Ha Ram Hwang ’17 is trying to explain a lovely Korean phrase with no good English equivalent: If you type the phrase in Google Translate, you get back “Thank you very much.”

But that falls pitifully short.

“It’s pronounced ‘Jal-boo-tak-deurip-nida,’ and it means, ‘I entrust myself to you,’” says Hwang. “It’s like a greeting, but more. When you are hired for a job, you would tell it to your new boss, and it would be like saying, ‘Please take good care of me.’”

This was one of some 60 words or phrases, from 15 languages, that Amherst students submitted this spring to Hwang and Ju Hyun “Judy” Lee ’18—and that mostly make Google Translate blow a tihendi. (That’s “gasket” in Estonian).

“There are all these snippets of people’s lives that go untranslated,” says Hwang, who, with Lee, gathered such phrases through their culminating project for “English 490: The Multicultural Game.”

“But if you can somehow translate it into English,” adds Lee, “it feels like such a relief!”

Taught by Benigno Sánchez-Eppler, lecturer in English, the eight-student course was about the experience and aesthetic of being multilingual.

To muster up the hard-to-translate snippets, Lee and Hwang spent two days at a table in Keefe Campus Center. The idea was to entice students to stop by and write down a word or phrase from their native language, or a language that held meaning for them. A stack of creamy deckled sheets of paper beckoned, plus a rainbow array of markers.

One student offered up L’esprit de l’escalier, literally “staircase wit,” coined by philosopher Denis Diderot.
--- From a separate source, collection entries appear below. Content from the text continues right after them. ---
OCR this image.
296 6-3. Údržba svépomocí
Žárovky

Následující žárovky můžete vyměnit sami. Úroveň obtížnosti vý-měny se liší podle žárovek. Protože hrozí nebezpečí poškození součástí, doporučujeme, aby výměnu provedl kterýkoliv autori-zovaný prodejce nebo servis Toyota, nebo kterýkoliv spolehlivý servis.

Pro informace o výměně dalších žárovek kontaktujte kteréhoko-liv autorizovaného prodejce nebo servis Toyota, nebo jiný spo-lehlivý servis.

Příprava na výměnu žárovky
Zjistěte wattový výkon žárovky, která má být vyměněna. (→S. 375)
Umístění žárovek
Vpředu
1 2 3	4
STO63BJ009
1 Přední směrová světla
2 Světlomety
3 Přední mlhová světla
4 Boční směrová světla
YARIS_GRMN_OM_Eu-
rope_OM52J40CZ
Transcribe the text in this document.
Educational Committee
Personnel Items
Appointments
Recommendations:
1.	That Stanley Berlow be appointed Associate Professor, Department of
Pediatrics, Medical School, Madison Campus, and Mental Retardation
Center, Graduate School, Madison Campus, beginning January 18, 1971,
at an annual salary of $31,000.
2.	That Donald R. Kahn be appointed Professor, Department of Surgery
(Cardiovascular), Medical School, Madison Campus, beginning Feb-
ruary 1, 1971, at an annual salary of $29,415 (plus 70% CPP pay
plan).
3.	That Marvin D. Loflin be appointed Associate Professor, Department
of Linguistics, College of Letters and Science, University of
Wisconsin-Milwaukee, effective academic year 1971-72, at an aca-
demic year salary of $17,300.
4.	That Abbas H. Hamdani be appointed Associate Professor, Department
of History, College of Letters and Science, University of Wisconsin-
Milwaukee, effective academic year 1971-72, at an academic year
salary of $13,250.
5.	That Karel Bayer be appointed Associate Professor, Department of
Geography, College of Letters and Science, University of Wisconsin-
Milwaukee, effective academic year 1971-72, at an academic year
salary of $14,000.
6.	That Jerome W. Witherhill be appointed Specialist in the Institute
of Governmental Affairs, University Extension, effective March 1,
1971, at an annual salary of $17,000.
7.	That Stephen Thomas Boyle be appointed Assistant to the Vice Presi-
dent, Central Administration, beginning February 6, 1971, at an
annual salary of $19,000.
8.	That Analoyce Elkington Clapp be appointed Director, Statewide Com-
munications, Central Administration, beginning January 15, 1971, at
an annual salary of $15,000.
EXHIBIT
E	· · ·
It means thinking of the perfect comeback too late, since you were speechless at the time and only came up with it when you reached the bottom of the stairs.

Beselot Birhanu ’17 put down the Amharic word tïzïta, a particular mix of memory and nostalgia, “like a longing,” she says.

Other students even contacted their families back home to round up resonant words in Arabic, Japanese, Russian and more. “People not only shared vocabulary with us,” says Hwang, “but emotions, sensations and stories.” 

Ha Ram Hwang ’17 (left) and Judy Lee ’18 did this multilingual project for an English course. “I was surprised by how many languages are spoken on campus,” says Lee.